Bright, who holds an undergraduate degree from YSU and spent a total of 42 years as a faculty member, was YSU’s first black full-service faculty member when he came aboard as a faculty member in 1964.

He was the founder and first director of the university’s Black Studies Program (now the Africana Studies Program) from 1971 to 1987 and recalled how the effort to create that program had the backing of Dr. Albert Pugsley, YSU president at the time, and a number of other faculty and staff members who were involved in the civil rights movement.

Many of the top black American leaders in the movement came to speak at YSU, Bright said, recalling that Ralph Abernathy, Maya Angelou and Jesse Jackson were among the visitors.

The program worked to increase the enrollment of minority students and the hiring of minority faculty, he said, adding that Pugsley continued to support that effort, at one point issuing a directive for all departments to bring in black candidates for job vacancies.

“We got some very good people to come in, in all areas,” Bright said.

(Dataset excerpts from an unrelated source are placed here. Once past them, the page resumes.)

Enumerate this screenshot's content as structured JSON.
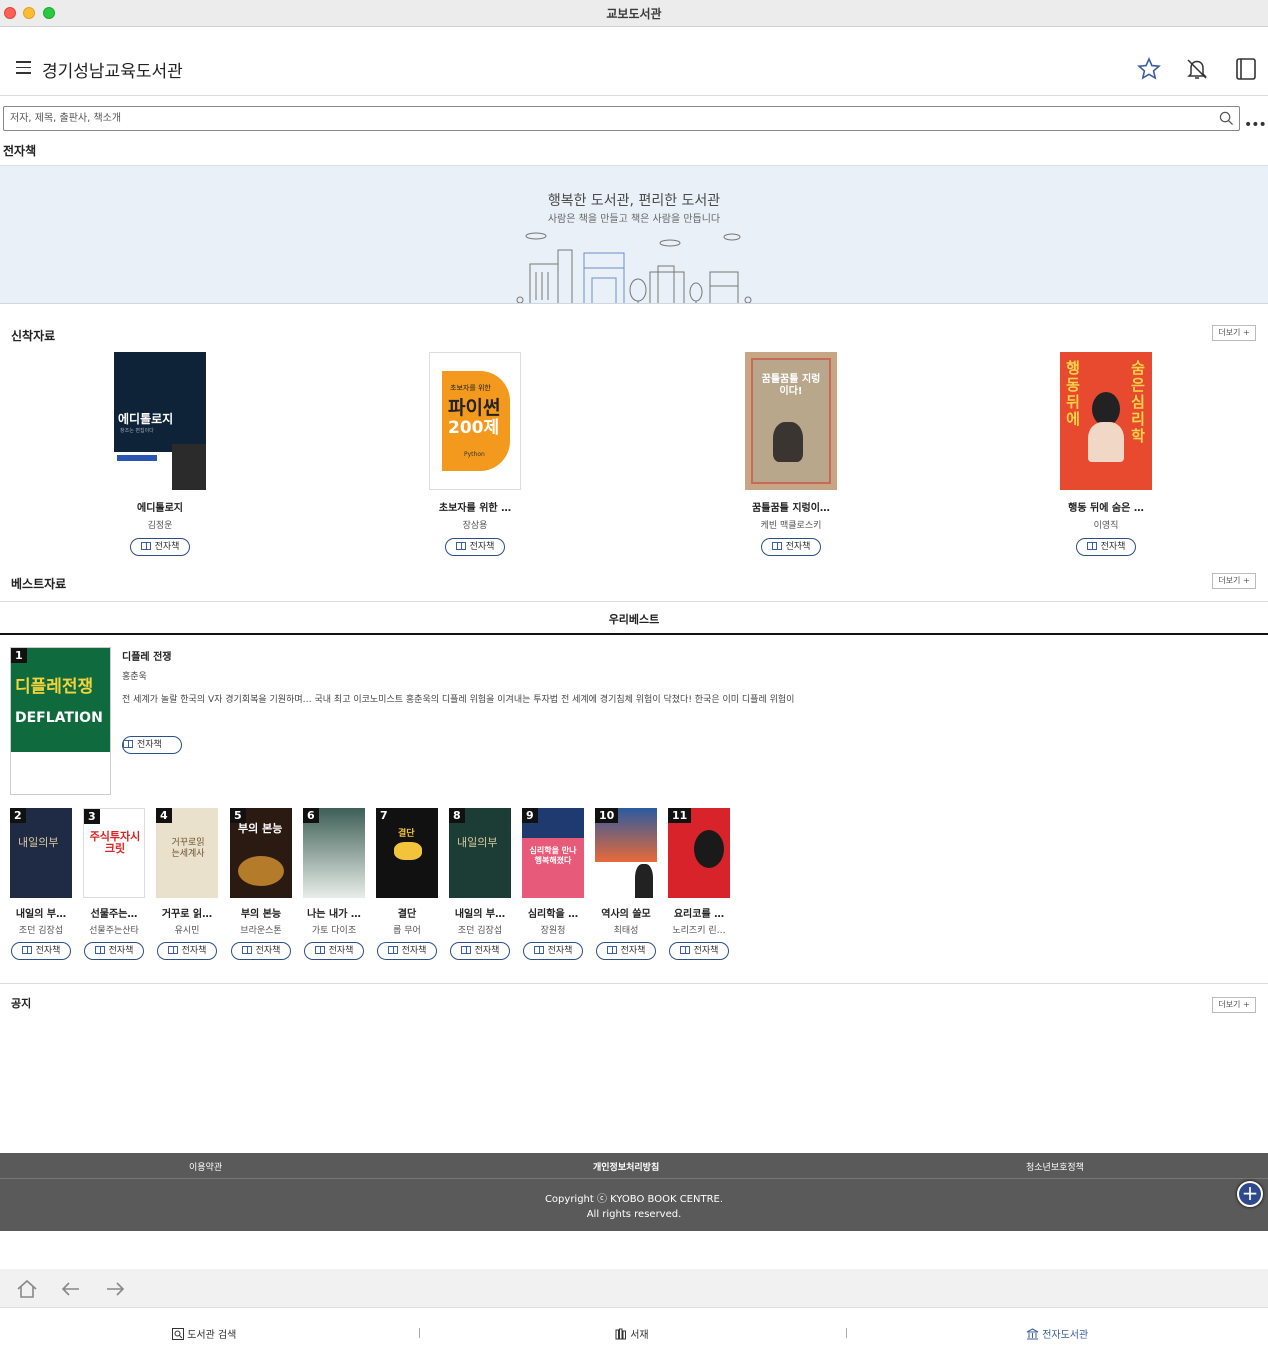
{
  "window": {
    "title": "교보도서관"
  },
  "header": {
    "library_name": "경기성남교육도서관"
  },
  "search": {
    "placeholder": "저자, 제목, 출판사, 책소개"
  },
  "ebook_section_label": "전자책",
  "banner": {
    "title": "행복한 도서관, 편리한 도서관",
    "subtitle": "사람은 책을 만들고 책은 사람을 만듭니다"
  },
  "new_arrivals": {
    "title": "신착자료",
    "more_label": "더보기 +",
    "books": [
      {
        "title": "에디톨로지",
        "author": "김정운",
        "button": "전자책"
      },
      {
        "title": "초보자를 위한 …",
        "author": "장삼용",
        "button": "전자책"
      },
      {
        "title": "꿈틀꿈틀 지렁이…",
        "author": "케빈 맥클로스키",
        "button": "전자책"
      },
      {
        "title": "행동 뒤에 숨은 …",
        "author": "이영직",
        "button": "전자책"
      }
    ]
  },
  "best": {
    "title": "베스트자료",
    "more_label": "더보기 +",
    "tab": "우리베스트",
    "top": {
      "rank": "1",
      "title": "디플레 전쟁",
      "author": "홍춘욱",
      "description": "전 세계가 놀랄 한국의 V자 경기회복을 기원하며… 국내 최고 이코노미스트 홍춘욱의 디플레 위험을 이겨내는 투자법 전 세계에 경기침체 위험이 닥쳤다! 한국은 이미 디플레 위험이",
      "button": "전자책"
    },
    "books": [
      {
        "rank": "2",
        "title": "내일의 부…",
        "author": "조던 김장섭",
        "button": "전자책"
      },
      {
        "rank": "3",
        "title": "선물주는…",
        "author": "선물주는산타",
        "button": "전자책"
      },
      {
        "rank": "4",
        "title": "거꾸로 읽…",
        "author": "유시민",
        "button": "전자책"
      },
      {
        "rank": "5",
        "title": "부의 본능",
        "author": "브라운스톤",
        "button": "전자책"
      },
      {
        "rank": "6",
        "title": "나는 내가 …",
        "author": "가토 다이조",
        "button": "전자책"
      },
      {
        "rank": "7",
        "title": "결단",
        "author": "롭 무어",
        "button": "전자책"
      },
      {
        "rank": "8",
        "title": "내일의 부…",
        "author": "조던 김장섭",
        "button": "전자책"
      },
      {
        "rank": "9",
        "title": "심리학을 …",
        "author": "장원청",
        "button": "전자책"
      },
      {
        "rank": "10",
        "title": "역사의 쓸모",
        "author": "최태성",
        "button": "전자책"
      },
      {
        "rank": "11",
        "title": "요리코를 …",
        "author": "노리즈키 린…",
        "button": "전자책"
      }
    ]
  },
  "notice": {
    "title": "공지",
    "more_label": "더보기 +"
  },
  "footer": {
    "links": [
      "이용약관",
      "개인정보처리방침",
      "청소년보호정책"
    ],
    "copyright_line1": "Copyright ⓒ KYOBO BOOK CENTRE.",
    "copyright_line2": "All rights reserved."
  },
  "bottom_tabs": {
    "search": "도서관 검색",
    "shelf": "서재",
    "ebook_library": "전자도서관"
  },
  "cover_text": {
    "editology_main": "에디톨로지",
    "editology_sub": "창조는 편집이다",
    "python_small": "초보자를 위한",
    "python_main": "파이썬",
    "python_num": "200제",
    "python_word": "Python",
    "worm": "꿈틀꿈틀 지렁이다!",
    "behavior_left": "행동뒤에",
    "behavior_right": "숨은심리학",
    "deflation_kr": "디플레전쟁",
    "deflation_en": "DEFLATION",
    "c2": "내일의부",
    "c3": "주식투자시크릿",
    "c4": "거꾸로읽는세계사",
    "c5": "부의 본능",
    "c7": "결단",
    "c8": "내일의부",
    "c9": "심리학을 만나 행복해졌다"
  },
  "colors": {
    "accent": "#2f4a8c",
    "ebook_tab_active": "#3a5fa0",
    "banner_bg": "#e9f0f7",
    "footer_bg": "#5a5a5a"
  }
}
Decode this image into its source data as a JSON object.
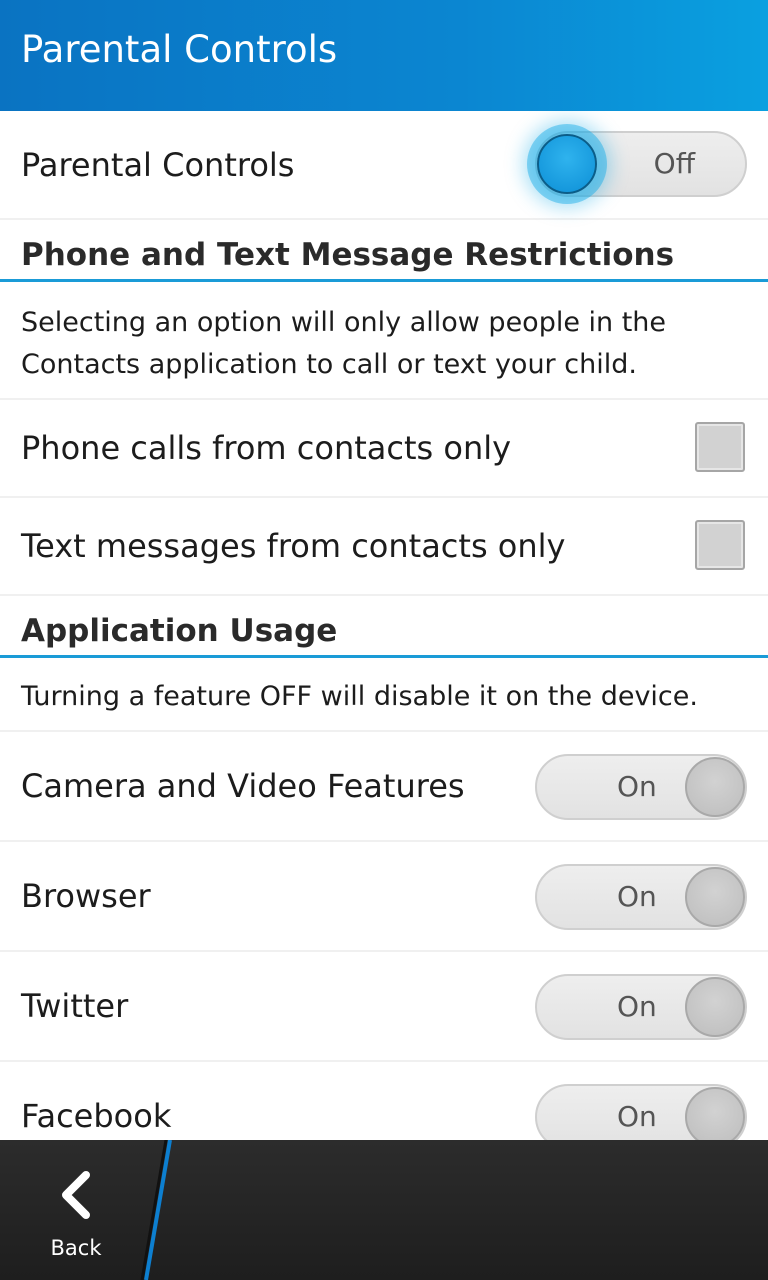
{
  "header": {
    "title": "Parental Controls"
  },
  "parental_controls": {
    "label": "Parental Controls",
    "toggle_text": "Off",
    "state": "off"
  },
  "section_phone": {
    "title": "Phone and Text Message Restrictions",
    "description": "Selecting an option will only allow people in the Contacts application to call or text your child.",
    "options": [
      {
        "label": "Phone calls from contacts only",
        "checked": false
      },
      {
        "label": "Text messages from contacts only",
        "checked": false
      }
    ]
  },
  "section_apps": {
    "title": "Application Usage",
    "description": "Turning a feature OFF will disable it on the device.",
    "items": [
      {
        "label": "Camera and Video Features",
        "toggle_text": "On",
        "state": "on"
      },
      {
        "label": "Browser",
        "toggle_text": "On",
        "state": "on"
      },
      {
        "label": "Twitter",
        "toggle_text": "On",
        "state": "on"
      },
      {
        "label": "Facebook",
        "toggle_text": "On",
        "state": "on"
      }
    ]
  },
  "bottom_bar": {
    "back_label": "Back"
  },
  "colors": {
    "accent": "#1a9bd7",
    "title_bar": "#0b86d1",
    "bottom_bar": "#262626"
  },
  "icons": {
    "back": "chevron-left-icon"
  }
}
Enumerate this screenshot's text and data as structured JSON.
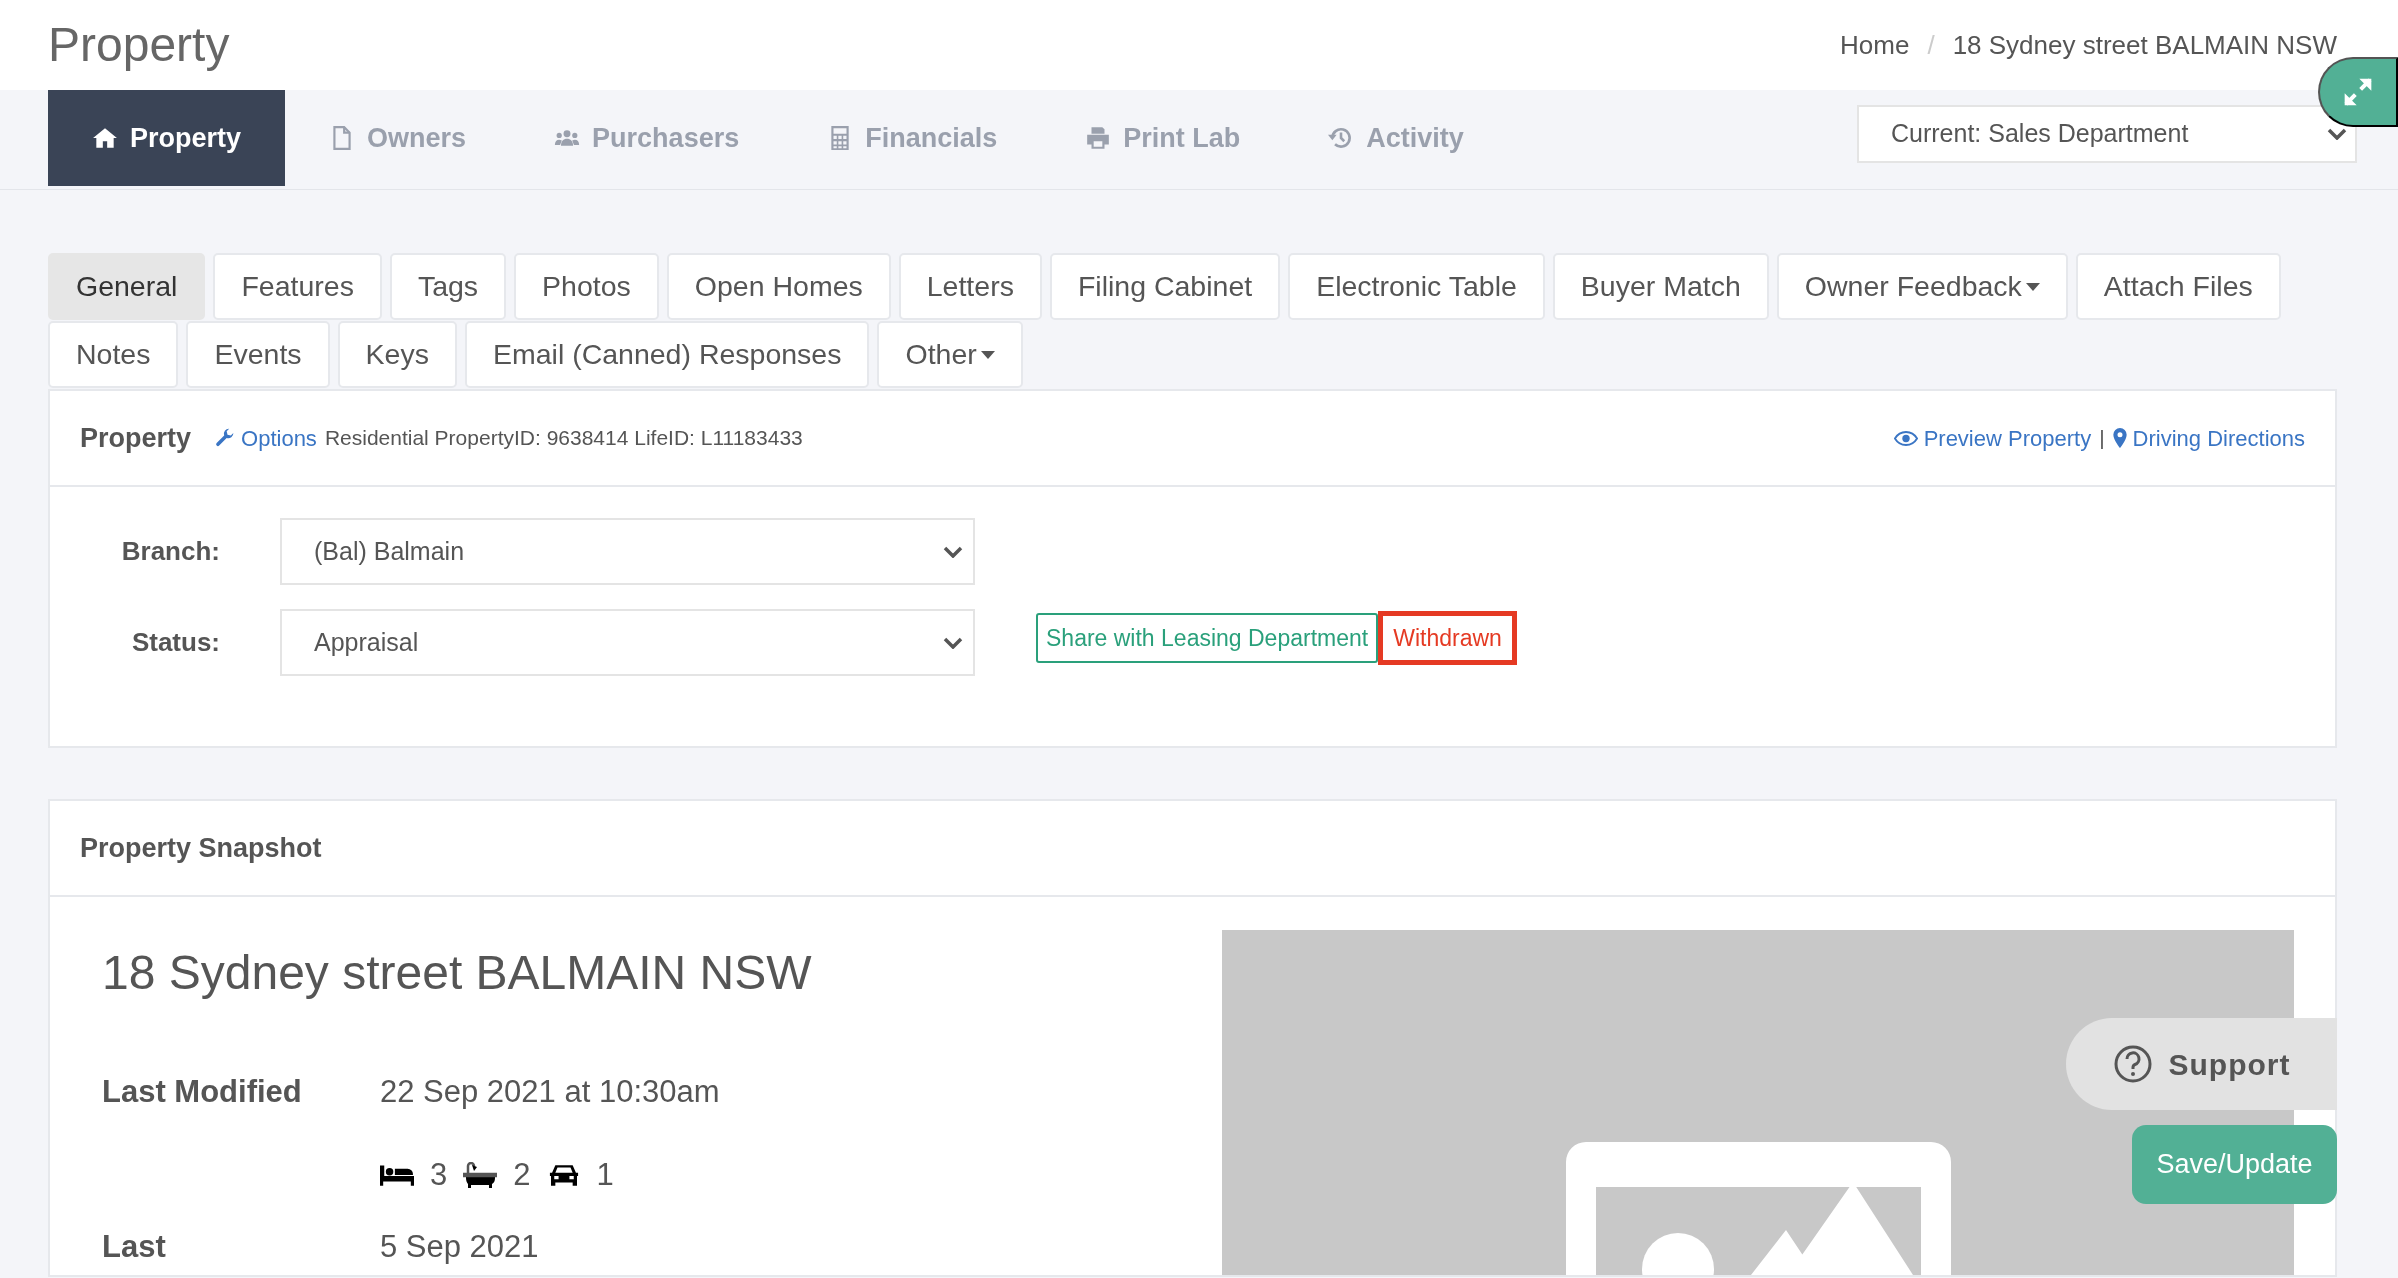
{
  "page_title": "Property",
  "breadcrumb": [
    {
      "label": "Home"
    },
    {
      "label": "18 Sydney street BALMAIN NSW"
    }
  ],
  "breadcrumb_separator": "/",
  "main_tabs": [
    {
      "label": "Property",
      "selected": true
    },
    {
      "label": "Owners",
      "selected": false
    },
    {
      "label": "Purchasers",
      "selected": false
    },
    {
      "label": "Financials",
      "selected": false
    },
    {
      "label": "Print Lab",
      "selected": false
    },
    {
      "label": "Activity",
      "selected": false
    }
  ],
  "department_select": {
    "value": "Current: Sales Department"
  },
  "sub_tabs": [
    {
      "label": "General",
      "selected": true,
      "dropdown": false
    },
    {
      "label": "Features",
      "selected": false,
      "dropdown": false
    },
    {
      "label": "Tags",
      "selected": false,
      "dropdown": false
    },
    {
      "label": "Photos",
      "selected": false,
      "dropdown": false
    },
    {
      "label": "Open Homes",
      "selected": false,
      "dropdown": false
    },
    {
      "label": "Letters",
      "selected": false,
      "dropdown": false
    },
    {
      "label": "Filing Cabinet",
      "selected": false,
      "dropdown": false
    },
    {
      "label": "Electronic Table",
      "selected": false,
      "dropdown": false
    },
    {
      "label": "Buyer Match",
      "selected": false,
      "dropdown": false
    },
    {
      "label": "Owner Feedback",
      "selected": false,
      "dropdown": true
    },
    {
      "label": "Attach Files",
      "selected": false,
      "dropdown": false
    },
    {
      "label": "Notes",
      "selected": false,
      "dropdown": false
    },
    {
      "label": "Events",
      "selected": false,
      "dropdown": false
    },
    {
      "label": "Keys",
      "selected": false,
      "dropdown": false
    },
    {
      "label": "Email (Canned) Responses",
      "selected": false,
      "dropdown": false
    },
    {
      "label": "Other",
      "selected": false,
      "dropdown": true
    }
  ],
  "property_panel": {
    "title": "Property",
    "options_link": "Options",
    "info": "Residential PropertyID: 9638414 LifeID: L11183433",
    "links": [
      {
        "label": "Preview Property"
      },
      {
        "label": "Driving Directions"
      }
    ],
    "link_separator": "|",
    "fields": [
      {
        "label": "Branch:",
        "value": "(Bal) Balmain"
      },
      {
        "label": "Status:",
        "value": "Appraisal"
      }
    ],
    "status_tags": [
      {
        "label": "Share with Leasing Department",
        "kind": "outline"
      },
      {
        "label": "Withdrawn",
        "kind": "highlighted"
      }
    ]
  },
  "snapshot": {
    "title": "Property Snapshot",
    "address": "18 Sydney street BALMAIN NSW",
    "last_modified": {
      "label": "Last Modified",
      "value": "22 Sep 2021 at 10:30am"
    },
    "features": [
      {
        "count": "3"
      },
      {
        "count": "2"
      },
      {
        "count": "1"
      }
    ],
    "next_row": {
      "label": "Last",
      "value": "5 Sep 2021"
    },
    "image": {
      "kind": "placeholder"
    }
  },
  "support_button": "Support",
  "save_button": "Save/Update"
}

Hugh Earnhart of Poland served as a history professor, assistant dean of Arts and Sciences and director of the Oral History Program during his years on campus. He came to YSU from Urbana, Ohio, in 1963 and retired in 1996.

Of all the posts he held, professor of history was his favorite, he said, explaining that it allowed him to talk to students every day and gave him the opportunity to use what he had spent years learning.

Earnhart recalled that he came to YSU at the time that President Howard Jones was taking the school into the state system of higher education. It was an opportunity to come in on the ground floor, he said.

YSU students receive as good an undergraduate education here as anywhere else in the country, Earnhart said, including Harvard in that category.

The difference is the quality of graduate schools, he said.

He’s kept tabs on what’s happening at YSU since his retirement and said he intends to continue doing so, despite the fact that most of his history colleagues are now retired as well.